Joaquín Sorolla (1907): Entre naranjos. |
El diputado se detuvo en la entrada de la calle donde estaba el Casino. Hasta él llegaba el rumor de la concurrencia, mayor que otros días con motivo de su llegada. ¿Qué iba a hacer allí? Hablar de los asuntos del distrito, de la cosecha de la naranja o de las riñas de gallos; describirles cómo era el jefe del Gobierno y el carácter de cada ministro. Pensó con cierta inquietud en don Andrés, aquel mentor que, por recomendación de su madre, si se despegaba de él alguna vez, era para seguirle de lejos… Pero, ¡bah!, que le esperasen en el Casino. Tiempo le quedaba en toda la tarde para abismarse en aquel salón lleno de humo, donde todos, al verle, se abalanzarían a él, mareándole con sus preguntas y confidencias.
Y embriagado cada vez más por la luz meridional y aquellos perfumes primaverales en pleno invierno, torció por una callejuela, dirigiéndose al campo.

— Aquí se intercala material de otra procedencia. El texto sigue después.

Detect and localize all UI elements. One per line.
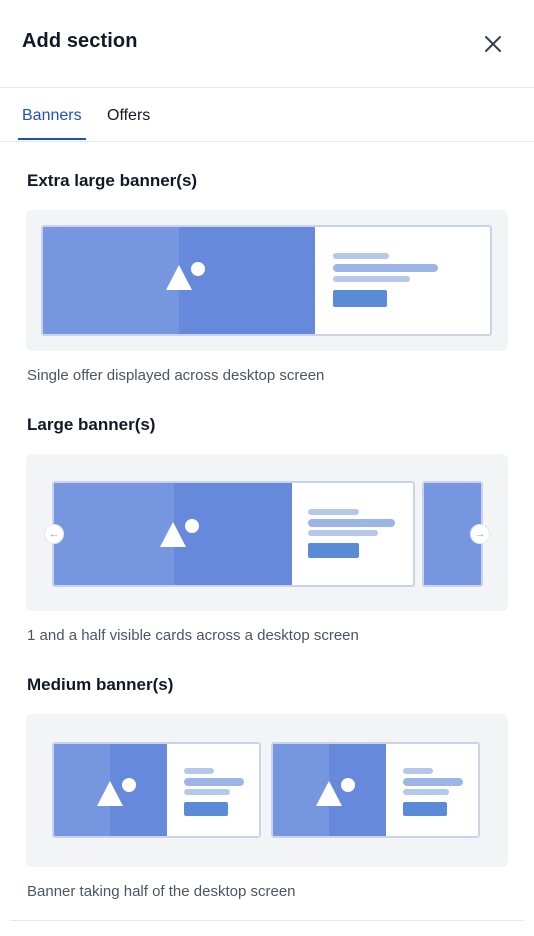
image-placeholder-icon [97, 778, 136, 806]
tab-banners[interactable]: Banners [22, 107, 82, 125]
section-description-large: 1 and a half visible cards across a desk… [27, 627, 359, 644]
section-title-large: Large banner(s) [27, 415, 156, 434]
image-placeholder-icon [166, 262, 205, 290]
banner-card [52, 742, 261, 838]
extra-large-banner-preview[interactable] [26, 210, 508, 351]
divider [10, 920, 524, 921]
dialog-title: Add section [22, 30, 138, 52]
section-description-extra-large: Single offer displayed across desktop sc… [27, 367, 325, 384]
large-banner-preview[interactable]: ← → [26, 454, 508, 611]
section-description-medium: Banner taking half of the desktop screen [27, 883, 296, 900]
image-placeholder-icon [160, 519, 199, 547]
tab-bar: Banners Offers [0, 88, 534, 142]
banner-card [41, 225, 492, 336]
medium-banner-preview[interactable] [26, 714, 508, 867]
tab-offers[interactable]: Offers [107, 107, 150, 125]
banner-card [271, 742, 480, 838]
image-placeholder-icon [316, 778, 355, 806]
chevron-right-icon[interactable]: → [470, 524, 490, 544]
chevron-left-icon[interactable]: ← [44, 524, 64, 544]
close-icon[interactable] [480, 31, 506, 57]
banner-card [52, 481, 415, 587]
dialog-header: Add section [0, 0, 534, 88]
active-tab-indicator [18, 138, 86, 140]
section-title-extra-large: Extra large banner(s) [27, 171, 198, 190]
section-title-medium: Medium banner(s) [27, 675, 174, 694]
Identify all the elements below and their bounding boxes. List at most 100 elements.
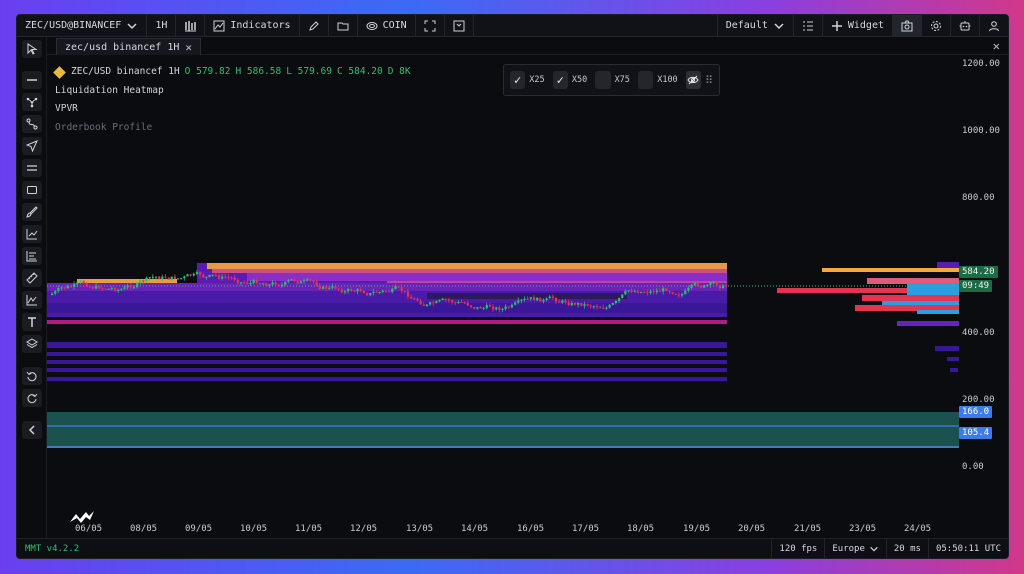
price-axis[interactable]: 1200.00 1000.00 800.00 400.00 200.00 0.0… (959, 55, 1008, 518)
undo-button[interactable] (22, 367, 42, 385)
candle-body (422, 304, 425, 306)
candle-body (454, 302, 457, 304)
fullscreen-button[interactable] (416, 15, 445, 37)
coin-icon (366, 21, 378, 30)
user-button[interactable] (979, 15, 1008, 37)
path-tool[interactable] (22, 93, 42, 111)
curve-tool[interactable] (22, 115, 42, 133)
candle-body (394, 286, 397, 289)
candle-body (236, 279, 240, 283)
folder-button[interactable] (329, 15, 358, 37)
candle-body (463, 302, 466, 304)
indicators-button[interactable]: Indicators (205, 15, 300, 37)
pattern-tool[interactable] (22, 291, 42, 309)
layers-tool[interactable] (22, 335, 42, 353)
cursor-icon (27, 43, 38, 55)
line-tool[interactable] (22, 71, 42, 89)
candle-body (129, 285, 132, 288)
candle-body (91, 286, 95, 289)
heatmap-band (247, 273, 727, 281)
x100-checkbox[interactable] (637, 71, 654, 89)
text-tool[interactable] (22, 313, 42, 331)
candle-body (718, 285, 721, 289)
draw-button[interactable] (300, 15, 329, 37)
brush-tool[interactable] (22, 203, 42, 221)
candle-body (542, 300, 545, 302)
candle-body (555, 297, 558, 302)
collapse-toolbar-button[interactable] (22, 421, 42, 439)
close-panel-icon[interactable]: ✕ (993, 39, 1000, 53)
candle-body (406, 291, 410, 297)
time-label: 12/05 (350, 524, 378, 534)
profile-bar (937, 262, 959, 268)
candle-body (186, 274, 189, 277)
study-vpvr[interactable]: VPVR (55, 100, 411, 119)
symbol-selector[interactable]: ZEC/USD@BINANCEF (17, 15, 148, 37)
settings-button[interactable] (921, 15, 950, 37)
candle-body (136, 282, 139, 288)
x75-checkbox[interactable] (595, 71, 611, 89)
coin-button[interactable]: COIN (358, 15, 416, 37)
candle-body (400, 286, 403, 291)
screenshot-button[interactable] (892, 15, 921, 37)
candle-body (167, 277, 170, 280)
x50-checkbox[interactable]: ✓ (552, 71, 568, 89)
candle-body (495, 307, 498, 310)
candle-body (54, 291, 57, 294)
indicators-icon (213, 20, 225, 31)
drag-handle-icon[interactable]: ⠿ (705, 74, 713, 87)
time-axis[interactable]: 06/05 08/05 09/05 10/05 11/05 12/05 13/0… (47, 518, 959, 540)
chart-tab-title: zec/usd binancef 1H (65, 41, 180, 53)
line-value-tag-2: 105.4 (959, 427, 993, 439)
candle-body (633, 291, 636, 293)
x25-checkbox[interactable]: ✓ (510, 71, 526, 89)
candle-body (114, 287, 117, 291)
candle-body (107, 288, 110, 290)
region-selector[interactable]: Europe (824, 538, 886, 558)
layout-selector[interactable]: Default (716, 15, 793, 37)
list-button[interactable] (792, 15, 822, 37)
candle-body (82, 281, 85, 284)
ruler-tool[interactable] (22, 269, 42, 287)
timeframe-selector[interactable]: 1H (147, 15, 177, 37)
candle-body (63, 287, 66, 289)
add-widget-button[interactable]: Widget (821, 15, 892, 37)
pencil-icon (308, 20, 319, 31)
candle-body (79, 281, 82, 283)
parallel-tool[interactable] (22, 159, 42, 177)
chart-area[interactable]: ZEC/USD binancef 1H O 579.82 H 586.58 L … (47, 55, 959, 523)
legend-open: O 579.82 (184, 66, 231, 77)
candle-body (451, 300, 454, 303)
fib-tool[interactable] (22, 247, 42, 265)
bot-button[interactable] (950, 15, 979, 37)
left-toolbar (17, 37, 47, 538)
save-button[interactable] (445, 15, 474, 37)
cursor-tool[interactable] (22, 40, 42, 58)
study-orderbook-profile[interactable]: Orderbook Profile (55, 119, 411, 138)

Al salir del antiguo barrio de la Judería y verse en plena campiña, respiró con amplitud, como si quisiera encerrar en sus pulmones toda la vida, la frescura y los colores de su tierra.Los huertos de naranjos extendían sus rectas filas de copas verdes y redondas en ambas riberas del río; brillaba el sol en las barnizadas hojas; sonaban como zumbidos de lejanos insectos los engranajes de las máquinas del riego; la humedad de las acequias, unida a las tenues nubecillas de las chimeneas de los motores, formaba en el espacio una neblina sutilísima que transparentaba la dorada luz de la tarde con reflejos de nácar.
A un lado alzábase la colina de San Salvador, con su ermita en la cumbre rodeada de pinos, cipreses y chumberas. El tosco monumento de la piedad popular parecía hablarle como un amigo indiscreto, revelando el motivo que le hacía abandonar a los partidarios y desobedecer a su madre.
Era algo más que la belleza del campo lo que le atraía fuera de la ciudad. Cuando los rayos del sol naciente le despertaron por la mañana en el vagón, lo primero que vio antes de abrir los ojos fué un huerto de naranjos, la orilla del Júcar y una casa pintada de azul, la misma que asomaba ahora, a lo lejos, entre las redondas copas del follaje, allá en la ribera del río.